Boughéra El Ouafi : l’histoire d’un champion oublié !
De son triomphe olympique à sa mort tragique, la vie de Boughéra El Ouafi incarne le destin tumultueux d'un champion oublié.
Publié : 24 mai 2024 à 17h27 par La rédaction
Dans un monde où les grandes figures sont souvent reléguées aux marges de la mémoire collective, l'histoire de Boughéra El Ouafi mérite d'être ravivée.
Premier Africain indigène à remporter une médaille olympique en 1928, ce marathonien algérien est devenu un symbole d'excellence sportive et d'injustice sociale.

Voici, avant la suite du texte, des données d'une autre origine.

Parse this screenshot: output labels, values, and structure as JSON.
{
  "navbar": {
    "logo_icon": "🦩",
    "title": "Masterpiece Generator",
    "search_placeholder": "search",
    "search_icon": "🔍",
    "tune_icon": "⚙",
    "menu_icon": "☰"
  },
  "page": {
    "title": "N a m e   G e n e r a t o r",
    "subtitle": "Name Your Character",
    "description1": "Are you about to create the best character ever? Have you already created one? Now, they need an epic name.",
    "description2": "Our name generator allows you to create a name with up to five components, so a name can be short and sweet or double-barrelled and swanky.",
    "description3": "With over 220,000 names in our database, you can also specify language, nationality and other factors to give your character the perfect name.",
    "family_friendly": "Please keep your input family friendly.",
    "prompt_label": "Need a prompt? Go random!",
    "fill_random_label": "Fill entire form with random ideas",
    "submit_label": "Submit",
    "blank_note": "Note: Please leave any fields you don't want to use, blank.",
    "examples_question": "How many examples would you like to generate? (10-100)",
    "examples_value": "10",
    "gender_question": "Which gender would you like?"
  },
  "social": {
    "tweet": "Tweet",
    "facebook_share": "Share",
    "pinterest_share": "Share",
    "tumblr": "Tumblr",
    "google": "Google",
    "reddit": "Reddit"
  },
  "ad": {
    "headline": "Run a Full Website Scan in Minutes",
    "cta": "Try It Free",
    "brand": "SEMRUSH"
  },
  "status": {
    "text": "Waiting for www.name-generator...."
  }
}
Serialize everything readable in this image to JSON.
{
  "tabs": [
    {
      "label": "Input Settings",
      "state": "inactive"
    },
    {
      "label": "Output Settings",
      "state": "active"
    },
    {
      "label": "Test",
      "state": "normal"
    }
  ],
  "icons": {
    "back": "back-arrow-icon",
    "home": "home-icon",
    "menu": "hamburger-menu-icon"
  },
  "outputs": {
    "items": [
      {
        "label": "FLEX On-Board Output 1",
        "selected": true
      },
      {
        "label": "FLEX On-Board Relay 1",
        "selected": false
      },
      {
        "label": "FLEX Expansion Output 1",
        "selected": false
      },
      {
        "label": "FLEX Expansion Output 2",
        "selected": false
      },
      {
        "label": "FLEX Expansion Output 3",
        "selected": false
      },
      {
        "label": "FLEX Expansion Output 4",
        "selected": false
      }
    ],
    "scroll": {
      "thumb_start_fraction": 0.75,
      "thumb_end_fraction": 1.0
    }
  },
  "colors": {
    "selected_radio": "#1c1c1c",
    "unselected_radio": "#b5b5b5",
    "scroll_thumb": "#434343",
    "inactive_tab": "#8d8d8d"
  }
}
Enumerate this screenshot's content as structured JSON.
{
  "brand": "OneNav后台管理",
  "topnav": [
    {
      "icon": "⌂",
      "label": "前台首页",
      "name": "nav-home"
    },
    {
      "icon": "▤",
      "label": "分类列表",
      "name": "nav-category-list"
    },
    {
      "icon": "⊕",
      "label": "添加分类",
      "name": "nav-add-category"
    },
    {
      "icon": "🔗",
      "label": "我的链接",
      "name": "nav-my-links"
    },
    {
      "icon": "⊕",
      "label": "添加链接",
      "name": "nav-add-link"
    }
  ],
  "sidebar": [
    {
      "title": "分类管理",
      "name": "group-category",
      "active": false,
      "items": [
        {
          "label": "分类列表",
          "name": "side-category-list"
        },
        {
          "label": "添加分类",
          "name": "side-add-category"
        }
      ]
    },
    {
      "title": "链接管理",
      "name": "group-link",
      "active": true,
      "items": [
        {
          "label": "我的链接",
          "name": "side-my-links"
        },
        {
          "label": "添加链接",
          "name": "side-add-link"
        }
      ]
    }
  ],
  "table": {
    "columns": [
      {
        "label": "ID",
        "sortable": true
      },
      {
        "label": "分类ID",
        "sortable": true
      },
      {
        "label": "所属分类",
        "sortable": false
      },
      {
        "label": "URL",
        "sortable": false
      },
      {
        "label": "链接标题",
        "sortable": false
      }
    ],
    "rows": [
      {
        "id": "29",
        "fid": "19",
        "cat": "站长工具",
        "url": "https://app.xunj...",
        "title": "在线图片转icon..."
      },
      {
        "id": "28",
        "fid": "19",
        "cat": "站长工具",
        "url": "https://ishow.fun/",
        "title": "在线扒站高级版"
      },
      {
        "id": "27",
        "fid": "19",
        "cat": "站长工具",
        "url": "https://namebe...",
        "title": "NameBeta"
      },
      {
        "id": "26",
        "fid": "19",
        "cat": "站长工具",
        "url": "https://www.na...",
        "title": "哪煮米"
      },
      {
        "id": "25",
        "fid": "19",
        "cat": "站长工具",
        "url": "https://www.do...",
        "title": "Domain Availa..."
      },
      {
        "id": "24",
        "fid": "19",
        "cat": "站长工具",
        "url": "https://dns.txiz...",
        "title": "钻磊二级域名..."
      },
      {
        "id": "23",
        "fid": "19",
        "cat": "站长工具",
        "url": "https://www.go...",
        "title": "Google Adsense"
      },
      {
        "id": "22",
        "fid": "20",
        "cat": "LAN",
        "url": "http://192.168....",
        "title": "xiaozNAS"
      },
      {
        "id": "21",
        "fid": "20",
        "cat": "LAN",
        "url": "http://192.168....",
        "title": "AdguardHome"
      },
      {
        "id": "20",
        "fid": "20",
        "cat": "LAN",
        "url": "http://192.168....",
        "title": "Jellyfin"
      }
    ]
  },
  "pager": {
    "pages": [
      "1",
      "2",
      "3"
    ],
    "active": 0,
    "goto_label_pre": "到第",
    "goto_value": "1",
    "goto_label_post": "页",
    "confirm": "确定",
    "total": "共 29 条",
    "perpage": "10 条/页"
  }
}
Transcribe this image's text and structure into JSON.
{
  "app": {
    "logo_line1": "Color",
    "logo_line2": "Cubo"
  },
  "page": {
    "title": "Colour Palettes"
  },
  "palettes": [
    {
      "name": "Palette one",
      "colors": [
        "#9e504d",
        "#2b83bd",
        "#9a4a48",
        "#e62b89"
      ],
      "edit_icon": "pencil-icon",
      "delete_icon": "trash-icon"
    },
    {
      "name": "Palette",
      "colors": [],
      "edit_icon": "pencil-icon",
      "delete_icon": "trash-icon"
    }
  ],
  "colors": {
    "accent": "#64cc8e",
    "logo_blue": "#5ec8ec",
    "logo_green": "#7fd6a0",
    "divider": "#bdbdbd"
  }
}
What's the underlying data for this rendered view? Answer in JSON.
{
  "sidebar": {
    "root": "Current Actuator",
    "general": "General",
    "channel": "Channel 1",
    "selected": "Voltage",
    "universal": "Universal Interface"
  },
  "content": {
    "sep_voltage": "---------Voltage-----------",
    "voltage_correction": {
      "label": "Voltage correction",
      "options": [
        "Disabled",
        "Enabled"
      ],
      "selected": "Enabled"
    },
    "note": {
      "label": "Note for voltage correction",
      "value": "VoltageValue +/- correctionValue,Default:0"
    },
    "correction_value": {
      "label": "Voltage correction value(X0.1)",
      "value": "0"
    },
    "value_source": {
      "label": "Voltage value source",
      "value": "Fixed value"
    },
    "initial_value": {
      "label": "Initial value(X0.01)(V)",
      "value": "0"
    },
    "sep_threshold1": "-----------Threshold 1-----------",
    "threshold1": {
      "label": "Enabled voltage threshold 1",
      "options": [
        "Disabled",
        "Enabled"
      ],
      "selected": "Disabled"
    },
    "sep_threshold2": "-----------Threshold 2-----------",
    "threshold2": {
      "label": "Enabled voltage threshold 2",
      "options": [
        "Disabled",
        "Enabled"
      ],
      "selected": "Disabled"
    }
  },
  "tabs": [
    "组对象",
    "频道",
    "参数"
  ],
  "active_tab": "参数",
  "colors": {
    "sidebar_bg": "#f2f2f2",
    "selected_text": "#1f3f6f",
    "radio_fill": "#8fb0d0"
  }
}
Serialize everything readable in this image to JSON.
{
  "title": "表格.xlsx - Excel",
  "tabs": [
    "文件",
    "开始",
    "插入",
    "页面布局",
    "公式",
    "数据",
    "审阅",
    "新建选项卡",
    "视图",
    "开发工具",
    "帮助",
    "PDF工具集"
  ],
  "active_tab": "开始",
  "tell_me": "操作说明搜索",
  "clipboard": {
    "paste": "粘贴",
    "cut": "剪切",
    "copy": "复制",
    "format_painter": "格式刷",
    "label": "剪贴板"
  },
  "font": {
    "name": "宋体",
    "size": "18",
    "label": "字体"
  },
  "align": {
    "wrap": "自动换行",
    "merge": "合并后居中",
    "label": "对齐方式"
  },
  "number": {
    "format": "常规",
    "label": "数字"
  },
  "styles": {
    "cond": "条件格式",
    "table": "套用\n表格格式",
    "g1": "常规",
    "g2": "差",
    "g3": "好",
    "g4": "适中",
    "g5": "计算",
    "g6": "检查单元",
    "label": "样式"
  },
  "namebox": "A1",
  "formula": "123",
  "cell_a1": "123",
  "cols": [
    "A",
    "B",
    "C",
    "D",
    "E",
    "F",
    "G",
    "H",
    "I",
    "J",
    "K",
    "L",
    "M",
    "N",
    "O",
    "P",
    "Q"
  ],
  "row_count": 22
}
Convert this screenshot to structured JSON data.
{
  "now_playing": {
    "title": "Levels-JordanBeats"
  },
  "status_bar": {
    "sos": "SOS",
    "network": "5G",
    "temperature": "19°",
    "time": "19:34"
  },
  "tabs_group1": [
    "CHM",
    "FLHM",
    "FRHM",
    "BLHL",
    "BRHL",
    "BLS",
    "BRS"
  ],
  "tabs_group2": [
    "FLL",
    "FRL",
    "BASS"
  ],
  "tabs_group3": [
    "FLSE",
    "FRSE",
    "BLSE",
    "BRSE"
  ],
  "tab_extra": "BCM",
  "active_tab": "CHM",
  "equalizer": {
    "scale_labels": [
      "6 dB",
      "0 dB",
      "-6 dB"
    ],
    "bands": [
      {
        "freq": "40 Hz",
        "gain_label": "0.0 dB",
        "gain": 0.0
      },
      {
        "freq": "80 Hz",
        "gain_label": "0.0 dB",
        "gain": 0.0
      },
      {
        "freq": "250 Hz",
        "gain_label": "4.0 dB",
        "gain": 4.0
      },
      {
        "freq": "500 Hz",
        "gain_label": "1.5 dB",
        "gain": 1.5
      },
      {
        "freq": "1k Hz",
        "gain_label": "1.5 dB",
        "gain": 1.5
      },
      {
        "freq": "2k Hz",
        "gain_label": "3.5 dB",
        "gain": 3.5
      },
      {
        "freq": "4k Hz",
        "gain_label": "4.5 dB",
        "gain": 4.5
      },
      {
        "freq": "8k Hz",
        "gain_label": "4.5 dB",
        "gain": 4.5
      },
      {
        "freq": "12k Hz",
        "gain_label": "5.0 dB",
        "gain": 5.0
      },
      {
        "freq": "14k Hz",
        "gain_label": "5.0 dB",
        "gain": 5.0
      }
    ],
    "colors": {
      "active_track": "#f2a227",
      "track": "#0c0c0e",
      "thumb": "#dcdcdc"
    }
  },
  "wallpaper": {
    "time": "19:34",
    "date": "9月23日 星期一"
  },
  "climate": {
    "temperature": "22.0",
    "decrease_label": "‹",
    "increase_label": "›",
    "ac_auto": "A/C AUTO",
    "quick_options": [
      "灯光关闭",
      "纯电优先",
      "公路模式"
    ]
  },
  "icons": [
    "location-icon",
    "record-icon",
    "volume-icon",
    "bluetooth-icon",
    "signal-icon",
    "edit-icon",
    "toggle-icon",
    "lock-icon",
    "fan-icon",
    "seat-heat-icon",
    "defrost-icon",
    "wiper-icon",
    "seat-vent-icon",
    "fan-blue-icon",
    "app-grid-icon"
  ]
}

Malgré son triomphe à Amsterdam, il a été rapidement oublié, sombrant dans la misère et la précarité.
L'épopée d’une vie
Né le 15 octobre 1898 à Ouled Djellal, en Algérie, Boughéra El Ouafi a parcouru un chemin hors du commun. Ce n’est qu'après son service militaire, au 25e régiment de tirailleurs sénégalais, que ses talents de coureur sont découverts.
Repéré par le lieutenant Vaquer, il est envoyé à Paris en 1923 pour représenter son régiment dans une compétition sportive militaire. El Ouafi fait forte impression et rejoint le CASG.
En 1924, après avoir affronté Jean-Baptiste Manhès dans plusieurs courses, il se qualifie pour le marathon des Jeux olympiques de Paris, terminant à la septième place.
La vie chez Renault et la montée en puissance
Pour subvenir à ses besoins, il travaille comme décolleteur chez Renault à Boulogne-Billancourt. Il rejoint le Club Olympique de Billancourt et continue à s’entraîner intensivement, et ses efforts sont récompensés par une qualification pour les Jeux olympiques d'Amsterdam en 1928.
Le triomphe olympique à Amsterdam
Contre toute attente, El Ouafi remporte le marathon des Jeux olympiques de 1928 à Amsterdam. « Les analystes en sont certains, le marathon sera japonais, finlandais peut-être, mais certainement pas français », pensaient les experts.
Pourtant, le 5 août 1928, il déjoue tous les pronostics en s'imposant avec un temps de 2 h 32 min 57 s. Il devance de 26 secondes le Chilien Manuel Plaza et de plus de deux minutes le Finlandais Martti Marttelin.
Cette victoire fait de lui le premier athlète africain indigène à devenir champion olympique.
Retour à la réalité et chute dans l’oubli
Malgré ce succès, El Ouafi n’a pas pu poursuivre sa carrière sportive. Le mouvement olympique exigeait l'amateurisme, une condition que son niveau de vie ne permettait pas.
Tenté par le professionnalisme, il part courir aux États-Unis, ce qui lui valut l’exclusion du Comité national olympique français. Revenu à Paris, il tente de gérer un café, mais il est escroqué et a dû se reconvertir en peintre au pistolet chez Alstom.
La fin tragique d’un champion
La vie d’El Ouafi a pris une tournure tragique. En 1956, malade, il est présenté au président de la République, René Coty, par Alain Mimoun, un autre marathonien né en Algérie lors d’une réception organisée au Palais de l’Elysée à son honneur. Cette rencontre a permis de trouver à El Ouafi un emploi de gardien de stade en banlieue parisienne.
Malgré une tentative de retour à une vie décente grâce à une souscription lancée par le journal L'Équipe pour assurer une vieillesse décente à l'ancien marathonien, El Ouafi s’éteint le 18 octobre 1959 dans des circonstances troubles, en pleine guerre d'Algérie. Les versions divergent : certains disent qu'il est tué lors d'une attaque du FLN, d'autres parlent d’une querelle familiale.
Un héritage oublié mais reconnu
El Ouafi repose au cimetière musulman de Bobigny. Longtemps oublié, son parcours a été redécouvert et honoré par divers hommages : rues, gymnases, et même une série de timbres en Corée du Nord. Il reste un « symbole du sportif oublié par l'histoire », une figure inspirante dont la vie rappelle les défis souvent ignorés des athlètes de son époque.